Por ser um grande partido sempre foi o ‘fiel da balança’ em todos os governos, da Nova República até aqui.

Com o passar do tempo, o velho MDB, com a combatividade que notabilizou os autênticos, foi dando lugar a um tipo de relação que conspurca a política. Com o ‘toma lá dá cá’ assumindo de vez as negociações em torno dos governos de plantão, o partido se notabilizou por ser essencialmente governista. De Sarney para cá, o PMDB fez parte de todos os governos. Ora com mais força, ora com menos, mas sempre se manteve como o ‘fiel da balança’. Isto é, sem o partido na base, a governabilidade estaria comprometida ou fragilizada.

E o partido fez juz a essa dependência para dar estabilidade a quem quer que estivesse no Planalto, mas nunca em bases republicanas.
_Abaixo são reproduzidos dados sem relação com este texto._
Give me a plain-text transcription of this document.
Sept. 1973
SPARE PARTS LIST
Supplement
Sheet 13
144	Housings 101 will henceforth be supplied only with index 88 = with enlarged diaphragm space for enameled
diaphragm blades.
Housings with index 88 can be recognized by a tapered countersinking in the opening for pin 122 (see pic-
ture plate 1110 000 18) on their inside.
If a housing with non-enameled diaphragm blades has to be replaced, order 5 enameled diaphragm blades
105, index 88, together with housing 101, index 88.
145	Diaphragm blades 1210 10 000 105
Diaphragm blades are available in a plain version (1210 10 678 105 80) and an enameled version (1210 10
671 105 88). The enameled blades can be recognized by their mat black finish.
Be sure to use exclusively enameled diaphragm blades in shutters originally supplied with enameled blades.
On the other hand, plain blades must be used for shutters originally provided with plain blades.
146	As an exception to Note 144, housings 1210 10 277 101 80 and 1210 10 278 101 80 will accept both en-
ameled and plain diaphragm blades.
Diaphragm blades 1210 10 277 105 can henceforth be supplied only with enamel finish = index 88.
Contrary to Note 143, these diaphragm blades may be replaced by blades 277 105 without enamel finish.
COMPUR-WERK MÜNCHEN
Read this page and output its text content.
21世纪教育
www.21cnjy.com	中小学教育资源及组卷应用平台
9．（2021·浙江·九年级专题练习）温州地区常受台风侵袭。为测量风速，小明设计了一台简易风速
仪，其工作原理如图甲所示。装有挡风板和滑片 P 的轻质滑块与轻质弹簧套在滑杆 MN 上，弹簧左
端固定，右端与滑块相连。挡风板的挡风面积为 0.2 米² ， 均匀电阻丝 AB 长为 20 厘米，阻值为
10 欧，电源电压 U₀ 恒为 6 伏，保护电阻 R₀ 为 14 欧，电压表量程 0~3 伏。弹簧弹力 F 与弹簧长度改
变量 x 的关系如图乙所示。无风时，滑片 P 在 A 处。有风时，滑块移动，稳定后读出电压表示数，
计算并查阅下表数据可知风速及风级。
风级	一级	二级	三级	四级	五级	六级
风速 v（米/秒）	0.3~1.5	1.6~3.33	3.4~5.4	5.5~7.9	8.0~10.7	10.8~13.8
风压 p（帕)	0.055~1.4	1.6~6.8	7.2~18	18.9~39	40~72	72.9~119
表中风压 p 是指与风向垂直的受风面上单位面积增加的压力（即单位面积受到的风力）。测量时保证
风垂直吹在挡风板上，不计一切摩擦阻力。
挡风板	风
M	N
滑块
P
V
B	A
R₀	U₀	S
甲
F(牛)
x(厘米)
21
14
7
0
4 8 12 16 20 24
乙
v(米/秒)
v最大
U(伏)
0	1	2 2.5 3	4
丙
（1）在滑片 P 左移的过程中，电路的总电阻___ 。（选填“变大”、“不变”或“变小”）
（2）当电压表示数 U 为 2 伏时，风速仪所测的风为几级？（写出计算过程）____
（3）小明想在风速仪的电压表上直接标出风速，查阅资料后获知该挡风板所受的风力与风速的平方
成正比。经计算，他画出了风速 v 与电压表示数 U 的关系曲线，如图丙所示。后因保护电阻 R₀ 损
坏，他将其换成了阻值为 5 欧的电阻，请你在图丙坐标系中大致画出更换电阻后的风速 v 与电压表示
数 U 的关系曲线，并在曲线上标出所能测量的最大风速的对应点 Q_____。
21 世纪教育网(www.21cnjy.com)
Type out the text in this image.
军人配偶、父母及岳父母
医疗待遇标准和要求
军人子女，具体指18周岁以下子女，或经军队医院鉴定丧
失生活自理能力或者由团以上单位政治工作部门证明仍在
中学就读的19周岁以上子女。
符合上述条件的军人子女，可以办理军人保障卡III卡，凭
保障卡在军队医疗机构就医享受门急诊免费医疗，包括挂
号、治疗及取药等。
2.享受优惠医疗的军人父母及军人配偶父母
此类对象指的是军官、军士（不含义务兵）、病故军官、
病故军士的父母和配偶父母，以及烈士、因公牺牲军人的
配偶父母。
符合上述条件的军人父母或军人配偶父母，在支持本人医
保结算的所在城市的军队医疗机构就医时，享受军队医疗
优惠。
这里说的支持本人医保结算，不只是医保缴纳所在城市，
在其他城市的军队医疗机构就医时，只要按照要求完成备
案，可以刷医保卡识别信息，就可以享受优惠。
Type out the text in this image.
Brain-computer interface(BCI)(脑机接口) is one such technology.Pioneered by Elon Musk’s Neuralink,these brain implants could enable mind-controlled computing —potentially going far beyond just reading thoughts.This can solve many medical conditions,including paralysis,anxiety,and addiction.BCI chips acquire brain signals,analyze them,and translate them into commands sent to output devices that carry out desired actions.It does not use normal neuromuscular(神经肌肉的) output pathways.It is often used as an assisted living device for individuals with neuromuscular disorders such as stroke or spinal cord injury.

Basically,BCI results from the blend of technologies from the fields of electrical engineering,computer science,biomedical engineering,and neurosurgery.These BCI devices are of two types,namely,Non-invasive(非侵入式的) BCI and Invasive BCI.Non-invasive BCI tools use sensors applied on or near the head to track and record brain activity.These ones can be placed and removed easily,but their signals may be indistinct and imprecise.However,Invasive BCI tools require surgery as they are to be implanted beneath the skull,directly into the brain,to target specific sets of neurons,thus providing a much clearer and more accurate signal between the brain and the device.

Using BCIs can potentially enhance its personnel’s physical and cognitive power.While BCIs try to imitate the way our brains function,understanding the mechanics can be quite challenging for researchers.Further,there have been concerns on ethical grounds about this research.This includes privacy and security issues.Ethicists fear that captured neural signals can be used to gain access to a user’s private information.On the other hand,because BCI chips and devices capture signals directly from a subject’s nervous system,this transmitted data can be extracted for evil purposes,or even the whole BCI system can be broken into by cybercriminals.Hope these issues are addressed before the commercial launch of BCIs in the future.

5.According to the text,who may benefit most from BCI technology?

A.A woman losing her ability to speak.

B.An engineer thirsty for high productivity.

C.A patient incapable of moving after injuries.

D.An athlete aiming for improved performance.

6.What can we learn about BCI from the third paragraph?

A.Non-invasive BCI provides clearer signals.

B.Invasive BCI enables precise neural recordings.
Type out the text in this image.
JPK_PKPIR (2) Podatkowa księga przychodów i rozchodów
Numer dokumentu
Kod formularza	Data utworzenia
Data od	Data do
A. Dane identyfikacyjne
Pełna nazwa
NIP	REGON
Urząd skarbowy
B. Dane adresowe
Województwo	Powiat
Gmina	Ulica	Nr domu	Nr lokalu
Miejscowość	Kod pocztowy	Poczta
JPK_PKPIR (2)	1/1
O lance mais recente do PMDB demonstra isto, com robustez e eloquência invulgares.

Numa reunião que durou apenas três minutos, rompeu com o governo apenas porque vê como real a possibilidade de Dilma ser afastada e Temer, o vice, assumir a cadeira presidencial. Qualquer que seja o resultado do processo de impeachment, o outrora discreto Michel Temer, vice-presidente da República e presidente do PMDB, estará marcado para sempre como aquele que traiu, que conspirou e tentou/ajudou a derrubar a presidente Dilma Rousseff. Temer vai para a lata do lixo da história. Será lembrado apenas por essa passagem que mancha de modo indelével sua biografia política.

Nos dias atuais, por exemplo, entre seus quadros não têm candidatos competitivos à Presidência da República. Se quiser disputar o Planalto, em 2018, com reais chances de êxito terá de buscar fora da legenda uma candidatura para dizer que é sua.

O governo

A presidente Dilma continuará a fazer o que tem feito desde o primeiro mandato e o que fez Lula e, também, FHC, Itamar, Collor e Sarney no que diz respeito às relações com as outras forças políticas no interior do governo. As bases não deixarão de ser fisiológicas porque o PMDB desembarcou.

A propósito, mesmo com o desembarque, o partido, informalmente, manterá as mesmíssimas relações anteriores. Uma banda fica com o governo e outra é oposição.

O governo, até pela desorganização política, que tem caracterizado a gestão Dilma, terá com as legendas que toparem ocupar o espaço institucional deixado pelo PMDB, as mesmas relações que mantiveram o partido na base até duas semanas atrás.

A remontagem da base parlamentar será na base da liberação de recursos do orçamento e ocupação de cargos, sobretudo no primeiro escalão. Por que mudaria essa relação agora?

O Congresso, a Câmara em particular, que teve a oportunidade de mudar essa situação não o fez. Debateu e aprovou uma reforma política apenas para atender demandas do fisiologismo político que ainda reina nas relações políticas e das corporações financiadoras de campanha.

Só para lembrar, o presidente da Câmara, Eduardo Cunha (PMDB-RJ) queria aprovar duas propostas que levariam aos estertores a política brasileira: o ‘Distritão’ e o financiamento empresarial de campanha. Sorte que ambos foram rejeitados.

O ‘Distritão’ foi uma proposta apresentada pelo PMDB em que seriam eleitos os mais votados de cada estado, em ordem decrescente, até o limite de vagas de cada estado para Câmara Federal, Assembleia Legislativa e no município. Se esta proposta fosse aprovada, seria o fim dos partidos políticos no Brasil.

O PT e o governo sob Dilma não estão errados em tentar manter-se no poder. Errado foi não ter tentado efetivamente, quando teve força política e social, fazer de fato uma reforma política que desse consistência aos partidos, com mudança de regras políticas e eleitorais para fortalecer a democracia e os detentores de fato dos mandatos eletivos, o povo.

Dilma, desde 2013, quando eclodiu a crise que hoje draga o governo e suas forças, nunca mais teve condições de governança, porque foi perdendo a governabilidade. Teve muitas e variadas chances de reverter o quadro quando era possível, mas sem traquejo político deixou-as passar todas. Agora corre atrás do prejuízo. Paciência!